22. a) The Company will charge in full for expenses as outlined in our quote. Without prejudice to clause 21, above; if the Company exceeds the estimated expenses costs it will absorb any additional expenditure. b) The Company will not supply individual receipts for expenses. If the Client requires copies of expenses receipts, the Company will make an additional administration charge in addition to the quoted fees commensurate with the additional time taken to meet requests at a cost at a rate of £30 per hour (charged in whole hours) plus any expenses incurred. 
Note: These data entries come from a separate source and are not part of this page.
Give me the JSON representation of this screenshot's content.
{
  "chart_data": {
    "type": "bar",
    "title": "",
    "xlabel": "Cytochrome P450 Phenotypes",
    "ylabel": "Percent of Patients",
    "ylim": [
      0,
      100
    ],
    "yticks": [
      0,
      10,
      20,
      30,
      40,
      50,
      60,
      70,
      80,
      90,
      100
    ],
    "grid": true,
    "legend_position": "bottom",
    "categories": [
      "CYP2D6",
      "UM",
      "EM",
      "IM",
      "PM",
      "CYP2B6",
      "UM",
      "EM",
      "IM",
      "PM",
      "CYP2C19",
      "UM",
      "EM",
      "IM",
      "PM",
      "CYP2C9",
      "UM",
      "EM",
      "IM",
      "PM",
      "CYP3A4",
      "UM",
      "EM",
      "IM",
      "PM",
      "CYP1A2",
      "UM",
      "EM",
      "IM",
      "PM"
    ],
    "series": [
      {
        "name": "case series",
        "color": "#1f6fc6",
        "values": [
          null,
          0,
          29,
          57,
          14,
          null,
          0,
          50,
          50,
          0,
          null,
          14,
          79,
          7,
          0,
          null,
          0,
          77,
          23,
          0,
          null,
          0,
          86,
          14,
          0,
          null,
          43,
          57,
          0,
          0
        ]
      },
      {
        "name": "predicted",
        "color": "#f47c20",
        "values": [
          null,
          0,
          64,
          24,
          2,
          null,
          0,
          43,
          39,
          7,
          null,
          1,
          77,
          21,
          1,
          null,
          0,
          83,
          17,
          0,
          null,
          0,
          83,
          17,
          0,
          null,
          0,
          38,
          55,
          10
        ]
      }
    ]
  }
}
23. Failure by the Client to pay any fees by the due date, as shown on the relevant invoice(s), shall entitle the Company to immediately cease work for the Client and to:

 a) cancel the balance (if any) of the agreement under which the Client has failed to pay and to recover from the Client damages for any loss suffered by the Company as a result of such cancellations and/ or 

b) cancel any other agreement or the balance of any other agreement which the Company may have with the Client and to recover any loss suffered by the Company as a result of such cancellations and/ or 

c) charge interest at the rate for the time being applicable under the Late Payment of Commercial Debts (Interest) Act 1998 (or subsequent revisions thereof) in the case of overdue accounts. The Company also reserves the right to terminate the engagement and cease acting if payment of any fees billed is unduly delayed. 

Waiver

24. A waiver by either part of any terms or conditions of this Agreement in any instance shall not be deemed or construed to be a waiver of such term or condition for the future, or of any subsequent breach of it. 

Law & jurisdiction 

26. This Agreement shall be governed by and construed in accordance with English and Welsh law and the Parties hereto submit to the jurisdiction of the English and Welsh courts.

Variation

27. Without invalidating the contract the client may instruct variations to the nature of the works [additions or omissions] or to the order of the works or to the period in which the works are to be commenced and completed. Any such variations will be valued by agreement between the contractor and the client on a fair and reasonable basis. If variations occur, which the contractor feels lie beyond the original tender price, the contractor should inform the contract administrator of the nature of the works, the reason that they fall outside the original contract, and the cost that will be incurred, before these works are undertaken. The contract administrator will respond as soon as reasonably possible in writing, to instruct the contractor. The client is not responsible for any extra works undertaken that were not approved in writing by the contract administrator.